InstaCart Basket Analysis
Introduction
Objective
Analyze InstaCart’s user data by conducting an initial data and exploratory analysis and applying machine learning models in order to derive insights and suggestions for InstaCart’s upcoming marketing campaign, as well as to increase overall sales for the company.
Tools
Python | Data wrangling, creating visualizations, and machine learning in Python using libraries such as pandas, seaborn, and sklearn
Excel | Report creation
Jupyter | Markup and notebook management
Data & Limitations
The data that was used for this analysis was published as open source from InstaCart and can be found here. The customer and demographic data was fabricated for the purpose of this analysis and can be downloaded here.
Our analysis is limited in part by the fabrication of customer data. In addition, the dataset is only from 2017 and so it hinders any kind of temporal analysis as well as any efforts to mitigate any temporal bias. Lastly, there is limited customer data, thus only so many customer profiles were made.
Methodology
Data Cleaning & Merging
This project began like many others with data cleaning and merging data sets. While the data was quite clean for the most part, there were some slight challenges merging the datasets due to the sheer quantity of data. The full steps of this phase are documented in the Excel report found on my Github.
Customer & Store Profiling
After the final dataset was created, I began to create some analysis variables (e.g. customer loyalty, product price category, and spender type) in order to better explore the customer base and basic store statistics. Many other analysis variables would be made during the course of this project, including ones that would profile customers into different categories (e.g. pet owner, vegetarian).
Visualizations
Once the variables were set, I began to visualize the data to both try to find some insights and to spot any issues I’d have to deal with in the next step. Various kinds of graphs were made, including the ones seen below.
Machine Learning
The last part of the project was definitely the most interesting and challenging for me. The first half comprises the use of an XGBoost Classifier algorithm that tries to see which characteristics lead a user to be a high or a low spender. The second half is a market basket analysis using an apriori algorithm.
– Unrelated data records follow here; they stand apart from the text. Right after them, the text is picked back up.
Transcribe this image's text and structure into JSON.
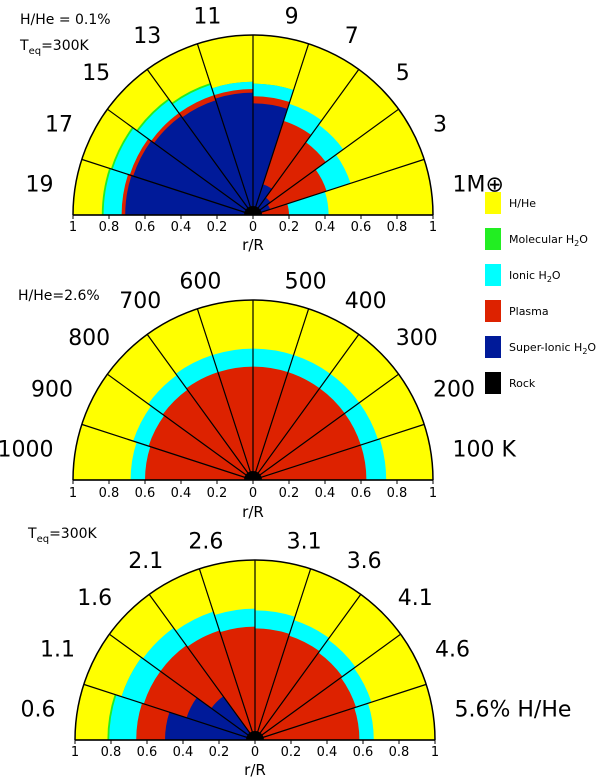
{
  "colors": {
    "H/He": "#ffff00",
    "Molecular H2O": "#22ee22",
    "Ionic H2O": "#00ffff",
    "Plasma": "#dd2200",
    "Super-Ionic H2O": "#001a99",
    "Rock": "#000000"
  },
  "legend": {
    "items": [
      {
        "key": "H/He",
        "label": "H/He",
        "color": "#ffff00"
      },
      {
        "key": "Molecular H2O",
        "label": "Molecular H",
        "sub": "2",
        "tail": "O",
        "color": "#22ee22"
      },
      {
        "key": "Ionic H2O",
        "label": "Ionic H",
        "sub": "2",
        "tail": "O",
        "color": "#00ffff"
      },
      {
        "key": "Plasma",
        "label": "Plasma",
        "color": "#dd2200"
      },
      {
        "key": "Super-Ionic H2O",
        "label": "Super-Ionic H",
        "sub": "2",
        "tail": "O",
        "color": "#001a99"
      },
      {
        "key": "Rock",
        "label": "Rock",
        "color": "#000000"
      }
    ]
  },
  "chart_data": [
    {
      "type": "polar-wedge",
      "annotation": {
        "line1": "H/He = 0.1%",
        "line2_main": "T",
        "line2_sub": "eq",
        "line2_tail": "=300K"
      },
      "xlabel": "r/R",
      "xticks": [
        "1",
        "0.8",
        "0.6",
        "0.4",
        "0.2",
        "0",
        "0.2",
        "0.4",
        "0.6",
        "0.8",
        "1"
      ],
      "wedge_labels": [
        "1M⊕",
        "3",
        "5",
        "7",
        "9",
        "11",
        "13",
        "15",
        "17",
        "19"
      ],
      "unit_suffix": "M⊕",
      "wedges": [
        {
          "label": "1",
          "rock": 0.05,
          "superionic": 0.05,
          "plasma": 0.2,
          "molecular": 0.0,
          "ionic": 0.42
        },
        {
          "label": "3",
          "rock": 0.05,
          "superionic": 0.1,
          "plasma": 0.43,
          "molecular": 0.0,
          "ionic": 0.57
        },
        {
          "label": "5",
          "rock": 0.05,
          "superionic": 0.12,
          "plasma": 0.5,
          "molecular": 0.0,
          "ionic": 0.62
        },
        {
          "label": "7",
          "rock": 0.05,
          "superionic": 0.18,
          "plasma": 0.55,
          "molecular": 0.0,
          "ionic": 0.65
        },
        {
          "label": "9",
          "rock": 0.05,
          "superionic": 0.62,
          "plasma": 0.66,
          "molecular": 0.73,
          "ionic": 0.73
        },
        {
          "label": "11",
          "rock": 0.05,
          "superionic": 0.68,
          "plasma": 0.7,
          "molecular": 0.74,
          "ionic": 0.74
        },
        {
          "label": "13",
          "rock": 0.05,
          "superionic": 0.67,
          "plasma": 0.7,
          "molecular": 0.77,
          "ionic": 0.76
        },
        {
          "label": "15",
          "rock": 0.05,
          "superionic": 0.68,
          "plasma": 0.7,
          "molecular": 0.8,
          "ionic": 0.79
        },
        {
          "label": "17",
          "rock": 0.05,
          "superionic": 0.7,
          "plasma": 0.72,
          "molecular": 0.83,
          "ionic": 0.82
        },
        {
          "label": "19",
          "rock": 0.05,
          "superionic": 0.71,
          "plasma": 0.73,
          "molecular": 0.84,
          "ionic": 0.83
        }
      ]
    },
    {
      "type": "polar-wedge",
      "annotation": {
        "line1": "H/He=2.6%"
      },
      "xlabel": "r/R",
      "xticks": [
        "1",
        "0.8",
        "0.6",
        "0.4",
        "0.2",
        "0",
        "0.2",
        "0.4",
        "0.6",
        "0.8",
        "1"
      ],
      "wedge_labels": [
        "100 K",
        "200",
        "300",
        "400",
        "500",
        "600",
        "700",
        "800",
        "900",
        "1000"
      ],
      "unit_suffix": "K",
      "wedges": [
        {
          "label": "100",
          "rock": 0.05,
          "superionic": 0.0,
          "plasma": 0.63,
          "molecular": 0.0,
          "ionic": 0.74
        },
        {
          "label": "200",
          "rock": 0.05,
          "superionic": 0.0,
          "plasma": 0.63,
          "molecular": 0.0,
          "ionic": 0.73
        },
        {
          "label": "300",
          "rock": 0.05,
          "superionic": 0.0,
          "plasma": 0.63,
          "molecular": 0.0,
          "ionic": 0.73
        },
        {
          "label": "400",
          "rock": 0.05,
          "superionic": 0.0,
          "plasma": 0.63,
          "molecular": 0.0,
          "ionic": 0.73
        },
        {
          "label": "500",
          "rock": 0.05,
          "superionic": 0.0,
          "plasma": 0.63,
          "molecular": 0.0,
          "ionic": 0.73
        },
        {
          "label": "600",
          "rock": 0.05,
          "superionic": 0.0,
          "plasma": 0.63,
          "molecular": 0.0,
          "ionic": 0.73
        },
        {
          "label": "700",
          "rock": 0.05,
          "superionic": 0.0,
          "plasma": 0.63,
          "molecular": 0.0,
          "ionic": 0.73
        },
        {
          "label": "800",
          "rock": 0.05,
          "superionic": 0.0,
          "plasma": 0.62,
          "molecular": 0.0,
          "ionic": 0.72
        },
        {
          "label": "900",
          "rock": 0.05,
          "superionic": 0.0,
          "plasma": 0.61,
          "molecular": 0.0,
          "ionic": 0.7
        },
        {
          "label": "1000",
          "rock": 0.05,
          "superionic": 0.0,
          "plasma": 0.6,
          "molecular": 0.0,
          "ionic": 0.68
        }
      ]
    },
    {
      "type": "polar-wedge",
      "annotation": {
        "line2_main": "T",
        "line2_sub": "eq",
        "line2_tail": "=300K"
      },
      "xlabel": "r/R",
      "xticks": [
        "1",
        "0.8",
        "0.6",
        "0.4",
        "0.2",
        "0",
        "0.2",
        "0.4",
        "0.6",
        "0.8",
        "1"
      ],
      "wedge_labels": [
        "5.6% H/He",
        "4.6",
        "4.1",
        "3.6",
        "3.1",
        "2.6",
        "2.1",
        "1.6",
        "1.1",
        "0.6"
      ],
      "unit_suffix": "% H/He",
      "wedges": [
        {
          "label": "5.6",
          "rock": 0.05,
          "superionic": 0.0,
          "plasma": 0.58,
          "molecular": 0.0,
          "ionic": 0.66
        },
        {
          "label": "4.6",
          "rock": 0.05,
          "superionic": 0.0,
          "plasma": 0.59,
          "molecular": 0.0,
          "ionic": 0.68
        },
        {
          "label": "4.1",
          "rock": 0.05,
          "superionic": 0.0,
          "plasma": 0.6,
          "molecular": 0.0,
          "ionic": 0.69
        },
        {
          "label": "3.6",
          "rock": 0.05,
          "superionic": 0.0,
          "plasma": 0.61,
          "molecular": 0.0,
          "ionic": 0.7
        },
        {
          "label": "3.1",
          "rock": 0.05,
          "superionic": 0.0,
          "plasma": 0.62,
          "molecular": 0.0,
          "ionic": 0.72
        },
        {
          "label": "2.6",
          "rock": 0.05,
          "superionic": 0.0,
          "plasma": 0.63,
          "molecular": 0.0,
          "ionic": 0.73
        },
        {
          "label": "2.1",
          "rock": 0.05,
          "superionic": 0.0,
          "plasma": 0.64,
          "molecular": 0.0,
          "ionic": 0.75
        },
        {
          "label": "1.6",
          "rock": 0.05,
          "superionic": 0.3,
          "plasma": 0.65,
          "molecular": 0.0,
          "ionic": 0.77
        },
        {
          "label": "1.1",
          "rock": 0.05,
          "superionic": 0.4,
          "plasma": 0.65,
          "molecular": 0.78,
          "ionic": 0.78
        },
        {
          "label": "0.6",
          "rock": 0.05,
          "superionic": 0.5,
          "plasma": 0.66,
          "molecular": 0.82,
          "ionic": 0.81
        }
      ]
    }
  ]
}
With the XGBoost Classifier algorithm, I was hoping to uncover which characteristics of a user are associated with being a high spender, so that InstaCart would be able to better target those kinds of users. Although the results are not the best, I think that it was still a good exercise for myself since I learned a lot about the application of and preprocessing necessary for machine learning.

The second half was an extension of work done by a data scientist as specified in my Github. My aim was to generate a three item association rule list so that InstaCart could better their recommendation list and in turn sell more products. This process definitely tested my Python skills, and while it was quite difficult I found the process to be fascinating and informative.
Results
Deliverable
The deliverables of this project came in the form of an Excel report.
Main Insights
The following are some insights developed throughout the course of the project:

“The highest departments by order frequency, in order, are: produce, dairy eggs, snacks, beverages, and frozen.

Since our users buy a lot of items that require extra care when delivering, like eggs and frozen items. We should ensure that we are taking the proper precautions and measures in delivering these items, and let the user know of these measures and precautions.

Our users also buy many items that seem to be consumed on a weekly basis, or have a shorter shelf life, like produce, so we could consider allowing the user to create a subscription ordering method so they can get set orders every week.”

“In terms of price of item, users tend to buy higher priced items between the hours of 12am to 6am and from 5pm to 11pm

In terms of the quantity of higher priced items bought, users buy the most quantity between 10am to 3pm.

Lastly, in terms of median cost of order, users spend the most money between 7pm and 11pm.

As shown in the visualizations tab, we would want to advertise mid-range products during the day, from 8am to 5pm. While advertising more expensive products either in the early morning or later at night (after 7pm).”